Technology entrepreneur and 1982 veteran Andy Trish has launched a bid to save HMS Hermes, the flagship carrier of the Falklands war which he served on.
Mr Trish has in the past been the benefactor of Falklands Camp Education with gifts of computers and other technology which he personally presented to the schools and spent time with the children on two occasions.
The managing director of NCI Technologies, he is globally recognised for his award winning ICT leadership and works closely with schools to deliver innovative, child focussed, transformative solutions. Many will remember his last visit in 2015 when he brought NAO the mini-humanoid robot which mimics human behaviour, which was a great hit in the Camp settlement schools.
Mr Trish is looking to raise around £15m to save the Hermes, the oldest carrier of its kind and is looking to celebrities which may include Rod Stewart and Richard Branson as well the public to help him out on his mission.
The vessel served from 1959 to 1984, after which it was sold to India and renamed INS Viraat. It remained in use until last month when a decommissioning ceremony was held in Mumbai, attended by veterans, including Mr Trish.

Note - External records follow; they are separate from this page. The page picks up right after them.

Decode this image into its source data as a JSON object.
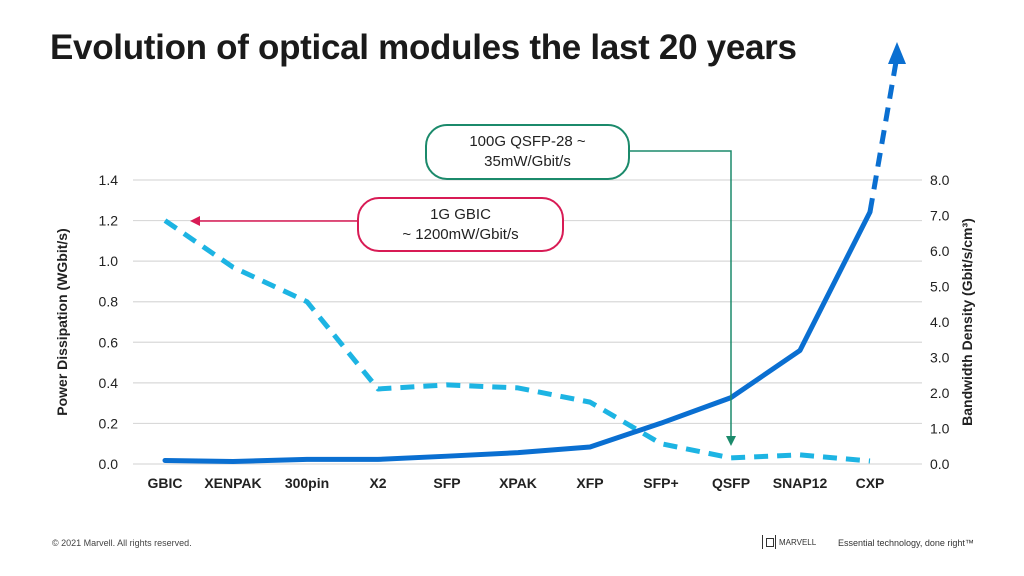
{
  "title": "Evolution of optical modules the last 20 years",
  "chart_data": {
    "type": "line",
    "categories": [
      "GBIC",
      "XENPAK",
      "300pin",
      "X2",
      "SFP",
      "XPAK",
      "XFP",
      "SFP+",
      "QSFP",
      "SNAP12",
      "CXP"
    ],
    "y_left": {
      "label": "Power Dissipation (WGbit/s)",
      "lim": [
        0,
        1.4
      ],
      "ticks": [
        "0.0",
        "0.2",
        "0.4",
        "0.6",
        "0.8",
        "1.0",
        "1.2",
        "1.4"
      ]
    },
    "y_right": {
      "label": "Bandwidth Density (Gbit/s/cm³)",
      "lim": [
        0,
        8
      ],
      "ticks": [
        "0.0",
        "1.0",
        "2.0",
        "3.0",
        "4.0",
        "5.0",
        "6.0",
        "7.0",
        "8.0"
      ]
    },
    "grid": true,
    "series": [
      {
        "axis": "left",
        "style": "dashed",
        "color": "#1db4e3",
        "values": [
          1.2,
          0.97,
          0.8,
          0.37,
          0.39,
          0.375,
          0.305,
          0.1,
          0.03,
          0.045,
          0.015
        ]
      },
      {
        "axis": "right",
        "style": "solid",
        "color": "#0a6fd1",
        "values": [
          0.1,
          0.07,
          0.13,
          0.13,
          0.22,
          0.32,
          0.48,
          1.15,
          1.87,
          3.2,
          7.1
        ],
        "trend_arrow": "dashed up beyond axis"
      }
    ],
    "annotations": [
      {
        "lines": [
          "1G GBIC",
          "~ 1200mW/Gbit/s"
        ],
        "color": "#d81b55",
        "points_to": "GBIC"
      },
      {
        "lines": [
          "100G QSFP-28 ~",
          "35mW/Gbit/s"
        ],
        "color": "#1b8a6b",
        "points_to": "QSFP"
      }
    ]
  },
  "footer": {
    "copyright": "© 2021 Marvell. All rights reserved.",
    "logo_text": "MARVELL",
    "tagline": "Essential technology, done right™"
  }
}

On visiting the ship, Trish discovered it faced a bleak future: the possibility of being sunk or scrapped if an Indian firm did not succeed in turning it into a local museum, something he was told is unlikely.
Upset by the historic vessel’s grim prospects, Mr Trish resolved to do something about it.
He said the ship had been home to many thousands of sailors, “and holds a place in each of their hearts, mine included.”
He added in a Facebook post, “People have tried with other vessels to make a business plan and raise funds and many have ended in failure, but I feel if I don’t try, no-one else will. I believe the impossible is achievable and every negative can be turned into a positive. I have faith in me and every man who has ever sailed on board her. I want to one day again witness the 21 Captains of INS Viraat together, only this time alongside the Captains of HMS Hermes on the ship we all love.
“She wouldn’t be sailing again but she would be partly a museum ship, partly offices - there are loads of things she could be. She could be a hotel venue, a concert venue, all sorts.”
He says he has around four months to raise the cash, but stressed that if the long-shot Indian bid to develop it there goes ahead, he will stand down, although he thinks he is in with a good shot of carrying out his ambitious plans.
“Honestly, I think it can happen,” he said. “I wouldn’t be wasting my time if I didn’t think I could do it.”